Ora anche per questi motivi è giusto invocare politiche sociali più attive ma bisogna sapere che tanto più efficacemente si affronta congiuntamente e si risolve positivamente il problema della disoccupazione e dell’integrazione degli immigrati tanto meno risorse servono fondi per le politiche sociali. Tanto meglio si risolvono i problemi della qualificazione e della formazione permanente dei lavoratori tanto minore saranno le risorse necessarie per ridurre la disoccupazione frizionale e quella discendente dalla digitalizzazione dell’economia e/o dall’utilizzo crescente della robotica.
Ora tutto questo si può e si deve fare in tempi più o meno ravvicinati se si trova l’accordo nel Consiglio europeo che al momento tiene in pugno le redini della politica economica e finanziaria. Le regole astruse con cui si calcola la fiscal stance e l’output gap , il deficit strutturale di ciascun PM potrebbero essere temporaneamente accantonate . Bisogna sottrarre la gestione della politiche fiscali agli automatismi delle regole e alle bizantine discussioni sulla flessibilità ammessa dalle stesse regole su cui si esercitano periodicamente i super tecnici della Commissione e gli stessi commissari quasi ogni giorno con interpretazioni diverse delle regole.

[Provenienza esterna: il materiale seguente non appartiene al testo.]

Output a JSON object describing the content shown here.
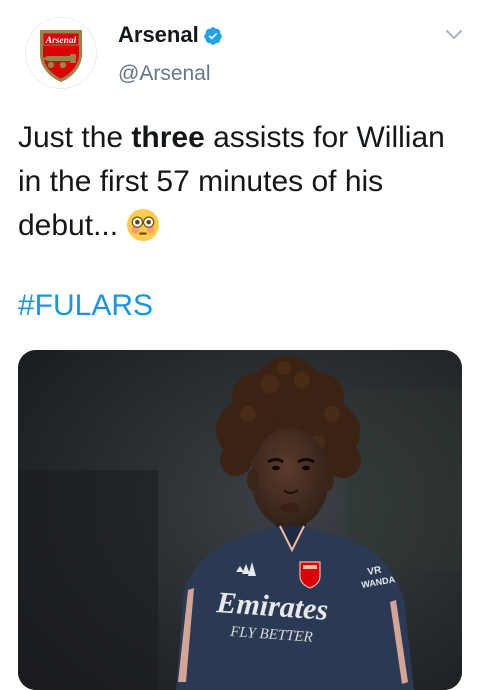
{
  "tweet": {
    "author": {
      "display_name": "Arsenal",
      "handle": "@Arsenal",
      "verified": true,
      "avatar_crest_text": "Arsenal"
    },
    "text_before": "Just the ",
    "text_bold": "three",
    "text_after": " assists for Willian in the first 57 minutes of his debut...",
    "emoji": "flushed-face",
    "hashtag": "#FULARS",
    "media": {
      "kind": "photo",
      "shirt_sponsor": "Emirates",
      "shirt_sponsor_sub": "FLY BETTER",
      "sleeve_text": "VR WANDA"
    }
  },
  "colors": {
    "verified_blue": "#1da1f2",
    "link_blue": "#1b95e0",
    "muted_gray": "#657786",
    "crest_red": "#db0007",
    "crest_gold": "#9c824a",
    "kit_navy": "#2a3a55",
    "kit_peach": "#f2b8a0"
  }
}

Un’ultima osservazione sulla lotta al terrorismo islamico. Se è vero che è in corso una guerra mondiale, come sostiene Papa Francesco, in alcuni casi, fratricida come in Siria e in Iraq allora come suggerito anche dal Presidente Obama , la struttura pronta e attrezzata per svolgere sia l’attività di intelligence sovranazionale che quella di contrasto e di intervento militare, eventualmente necessaria specialmente nello scacchiere mediterraneo e del Medio oriente, é la NATO . Se aspettiamo che i servizi segreti dei PM della UE si coordinino tra di loro o che addirittura si crei l’FBI europeo, la procura europea e quant’altro, aspetteremo ancora a lungo e vedremo ancora molto sangue sparso sulle terre europee.